Approaching the addict about treatment is something that should be done at the right time, in the right way. But you can start by researching different facilities, finding out what they have to offer, and what the features of a good rehab program are.
Stop financing the addict
This starts with the obvious: don’t buy any drugs or alcohol for your loved one. If the addicted person’s substance of choice is cocaine, don’t buy them a beer as a reward for not using cocaine. If they are an alcoholic, don’t buy them cigarettes. You need to send a clear message that you will not support the use of substances in any form.
In addition to that, don’t give in to the temptation to buy their groceries or pay their bills. Many people do this, reasoning that at least they’re not giving an addict money that they will just spend on drugs. If you take over any of the addict’s financial obligations, you are essentially paying the addict to be one. Therefore, it takes away their incentive to have to fend for themselves.
Don’t excuse bad behaviour
Anyone who has been close to an addict knows that addiction can make a person act in ways that go against who they are as a person. Someone who used to be mild-mannered can become aggressive; someone with a strong code of ethics can start stealing.
In our quest to not take things personally, we tend to excuse the bad behaviour of those around us. We absolve addicts of their responsibility to behave in civilized, respectful ways. What actually needs to happen is that addicts – like everyone else – need to be held accountable for their words and actions.
Don’t provide a “Get out of jail free” card
It is an unfortunate reality that addiction is often associated with illegal activity. Your addicted loved one has a statistically good chance of having a run-in with the police after stealing money or goods to support their addiction, or by driving while under the influence of drugs or alcohol.

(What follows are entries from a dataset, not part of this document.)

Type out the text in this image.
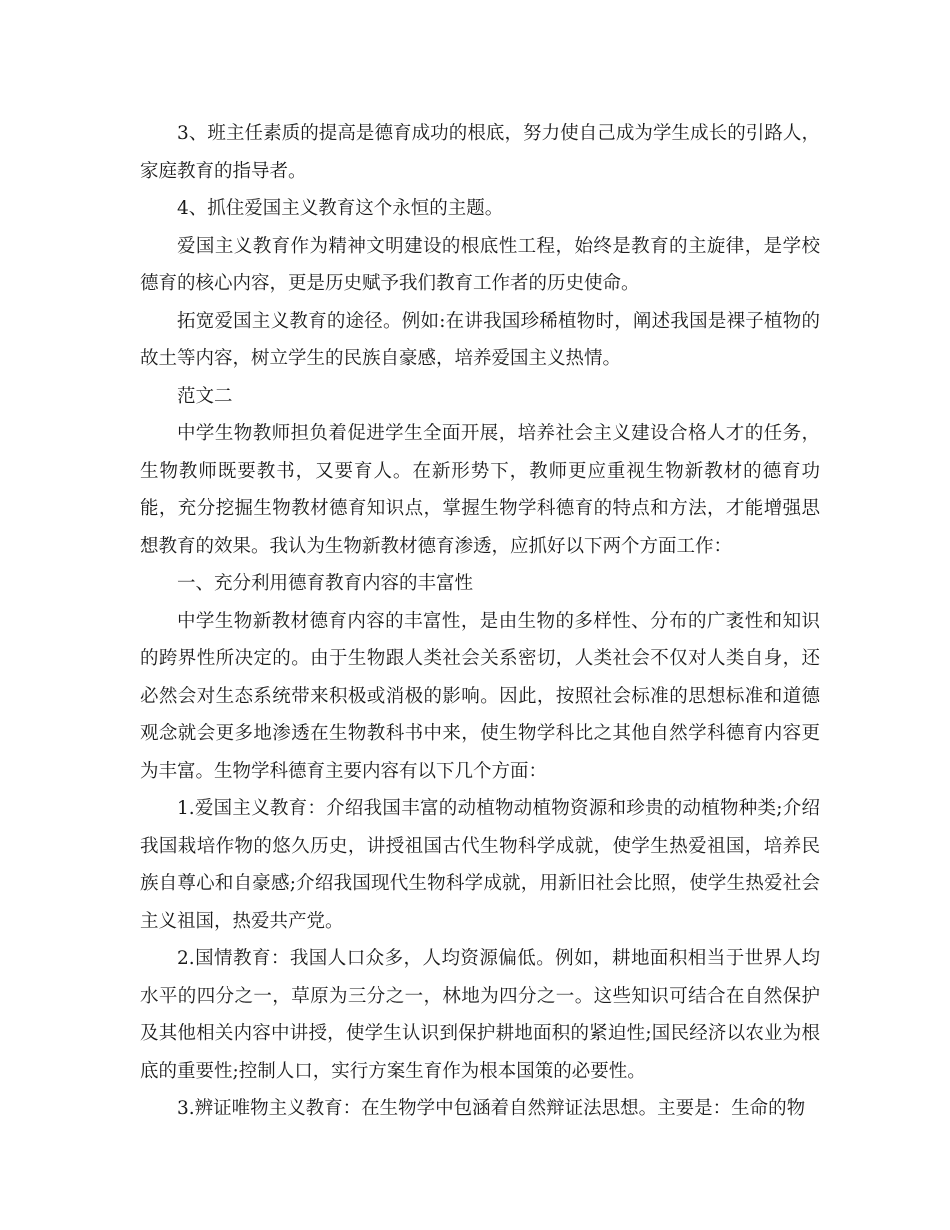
3、班主任素质的提高是德育成功的根底，努力使自己成为学生成长的引路人，家庭教育的指导者。

4、抓住爱国主义教育这个永恒的主题。

爱国主义教育作为精神文明建设的根底性工程，始终是教育的主旋律，是学校德育的核心内容，更是历史赋予我们教育工作者的历史使命。

拓宽爱国主义教育的途径。例如:在讲我国珍稀植物时，阐述我国是裸子植物的故土等内容，树立学生的民族自豪感，培养爱国主义热情。

范文二

中学生物教师担负着促进学生全面开展，培养社会主义建设合格人才的任务，生物教师既要教书，又要育人。在新形势下，教师更应重视生物新教材的德育功能，充分挖掘生物教材德育知识点，掌握生物学科德育的特点和方法，才能增强思想教育的效果。我认为生物新教材德育渗透，应抓好以下两个方面工作：

一、充分利用德育教育内容的丰富性

中学生物新教材德育内容的丰富性，是由生物的多样性、分布的广袤性和知识的跨界性所决定的。由于生物跟人类社会关系密切，人类社会不仅对人类自身，还必然会对生态系统带来积极或消极的影响。因此，按照社会标准的思想标准和道德观念就会更多地渗透在生物教科书中来，使生物学科比之其他自然学科德育内容更为丰富。生物学科德育主要内容有以下几个方面：

1.爱国主义教育：介绍我国丰富的动植物动植物资源和珍贵的动植物种类;介绍我国栽培作物的悠久历史，讲授祖国古代生物科学成就，使学生热爱祖国，培养民族自尊心和自豪感;介绍我国现代生物科学成就，用新旧社会比照，使学生热爱社会主义祖国，热爱共产党。

2.国情教育：我国人口众多，人均资源偏低。例如，耕地面积相当于世界人均水平的四分之一，草原为三分之一，林地为四分之一。这些知识可结合在自然保护及其他相关内容中讲授，使学生认识到保护耕地面积的紧迫性;国民经济以农业为根底的重要性;控制人口，实行方案生育作为根本国策的必要性。

3.辨证唯物主义教育：在生物学中包涵着自然辩证法思想。主要是：生命的物
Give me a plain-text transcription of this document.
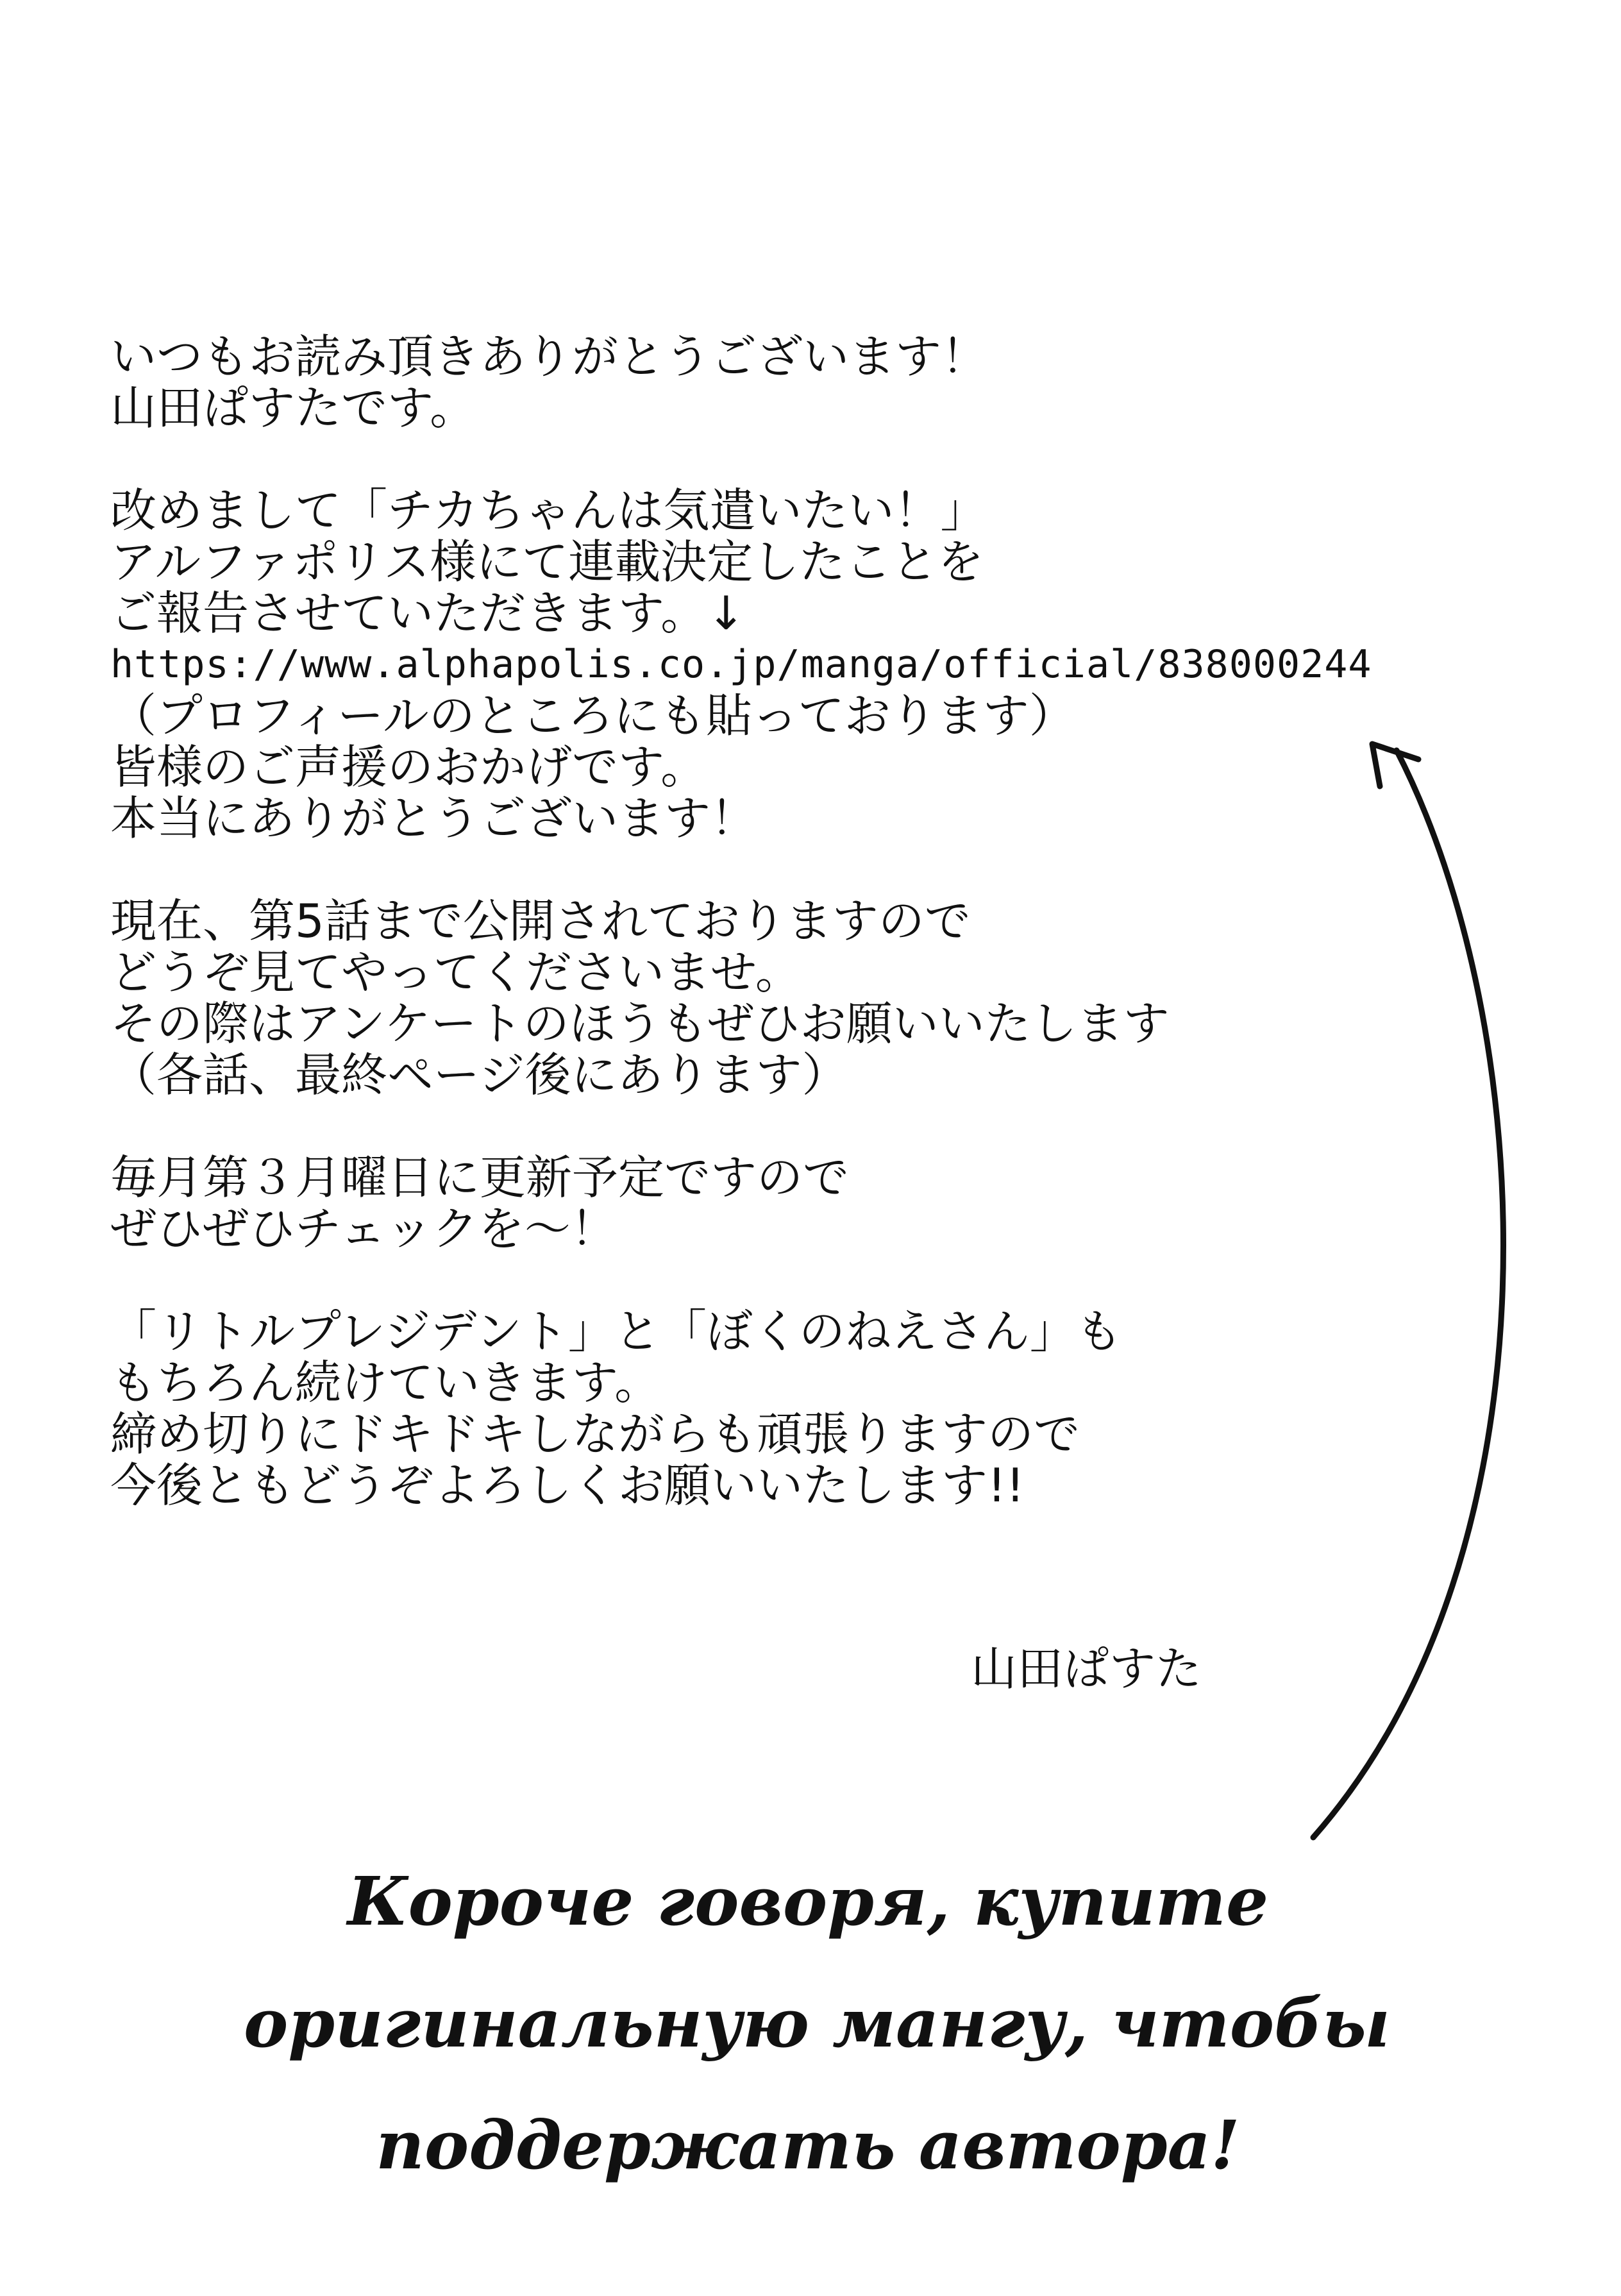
いつもお読み頂きありがとうございます！
山田ぱすたです。
改めまして「チカちゃんは気遣いたい！」
アルファポリス様にて連載決定したことを
ご報告させていただきます。↓
https://www.alphapolis.co.jp/manga/official/838000244
（プロフィールのところにも貼っております）
皆様のご声援のおかげです。
本当にありがとうございます！
現在、第5話まで公開されておりますので
どうぞ見てやってくださいませ。
その際はアンケートのほうもぜひお願いいたします
（各話、最終ページ後にあります）
毎月第３月曜日に更新予定ですので
ぜひぜひチェックを～！
「リトルプレジデント」と「ぼくのねえさん」も
もちろん続けていきます。
締め切りにドキドキしながらも頑張りますので
今後ともどうぞよろしくお願いいたします!!
山田ぱすた
Короче говоря, купите
оригинальную мангу, чтобы
поддержать автора!
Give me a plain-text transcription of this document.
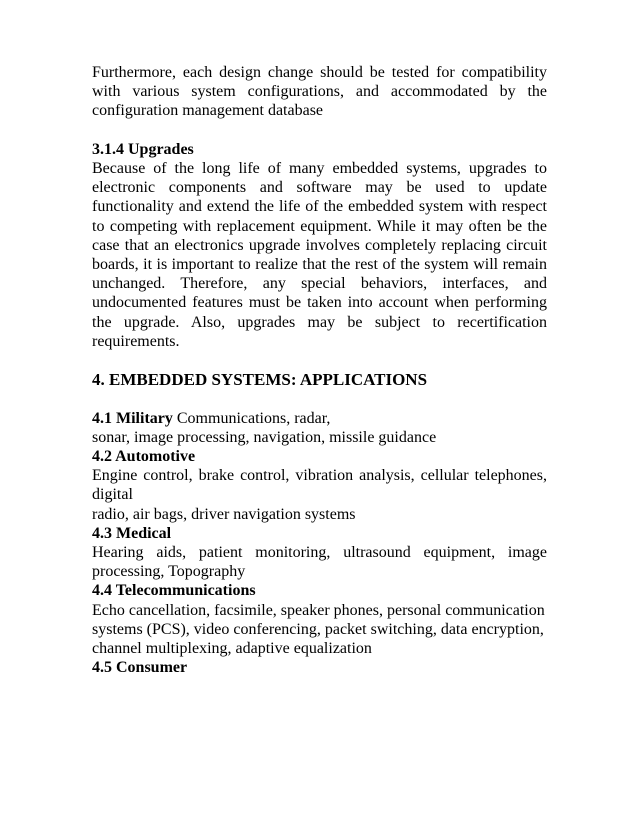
Furthermore, each design change should be tested for compatibility with various system configurations, and accommodated by the configuration management database

3.1.4 Upgrades

Because of the long life of many embedded systems, upgrades to electronic components and software may be used to update functionality and extend the life of the embedded system with respect to competing with replacement equipment. While it may often be the case that an electronics upgrade involves completely replacing circuit boards, it is important to realize that the rest of the system will remain unchanged. Therefore, any special behaviors, interfaces, and undocumented features must be taken into account when performing the upgrade. Also, upgrades may be subject to recertification requirements.

4. EMBEDDED SYSTEMS: APPLICATIONS

4.1 Military Communications, radar,

sonar, image processing, navigation, missile guidance

4.2 Automotive

Engine control, brake control, vibration analysis, cellular telephones, digital

radio, air bags, driver navigation systems

4.3 Medical

Hearing aids, patient monitoring, ultrasound equipment, image processing, Topography

4.4 Telecommunications

Echo cancellation, facsimile, speaker phones, personal communication

systems (PCS), video conferencing, packet switching, data encryption,

channel multiplexing, adaptive equalization

4.5 Consumer
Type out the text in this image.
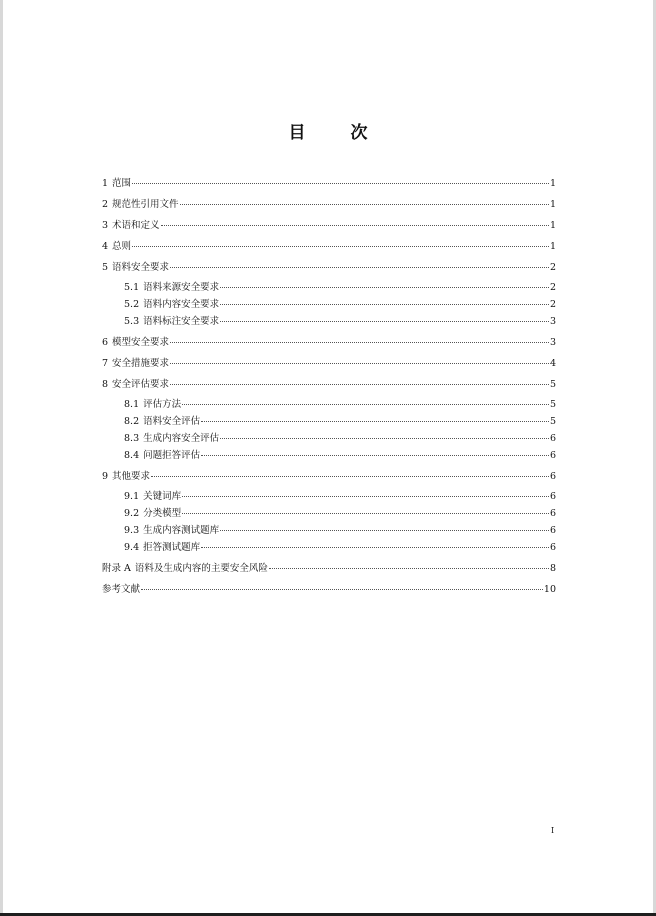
目　次
1 范围	1
2 规范性引用文件	1
3 术语和定义	1
4 总则	1
5 语料安全要求	2
5.1 语料来源安全要求	2
5.2 语料内容安全要求	2
5.3 语料标注安全要求	3
6 模型安全要求	3
7 安全措施要求	4
8 安全评估要求	5
8.1 评估方法	5
8.2 语料安全评估	5
8.3 生成内容安全评估	6
8.4 问题拒答评估	6
9 其他要求	6
9.1 关键词库	6
9.2 分类模型	6
9.3 生成内容测试题库	6
9.4 拒答测试题库	6
附录 A 语料及生成内容的主要安全风险	8
参考文献	10
I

No one wants to see someone they love go to prison, but if you act too quickly and bail your loved one out of jail, you are sending a clear message that the person can act in whatever way they please without consequence.
Be Prepared To Participate In Treatment
Once your loved one has accepted treatment, your part in their recovery journey is not over. Many addiction treatment programs involve family members and close friends in the treatment plan. This usually takes the form of family therapy sessions, during which the addict explores their relationships with loved ones. Everyone can benefit from this process: the addict and loved ones can learn how to communicate more effectively, resolve conflicts, and face up to challenges together. In this way, not only will you be a part of the recovery; you will be there to watch the person you love escape the chains of their addiction and reach their full potential.
To Sum It Up
The process of motivating a loved one to get addiction treatment is a multi-pronged process that will require a lot of attention and effort on your part. However, the results of getting your loved one to get professional addiction treatment is well worth it.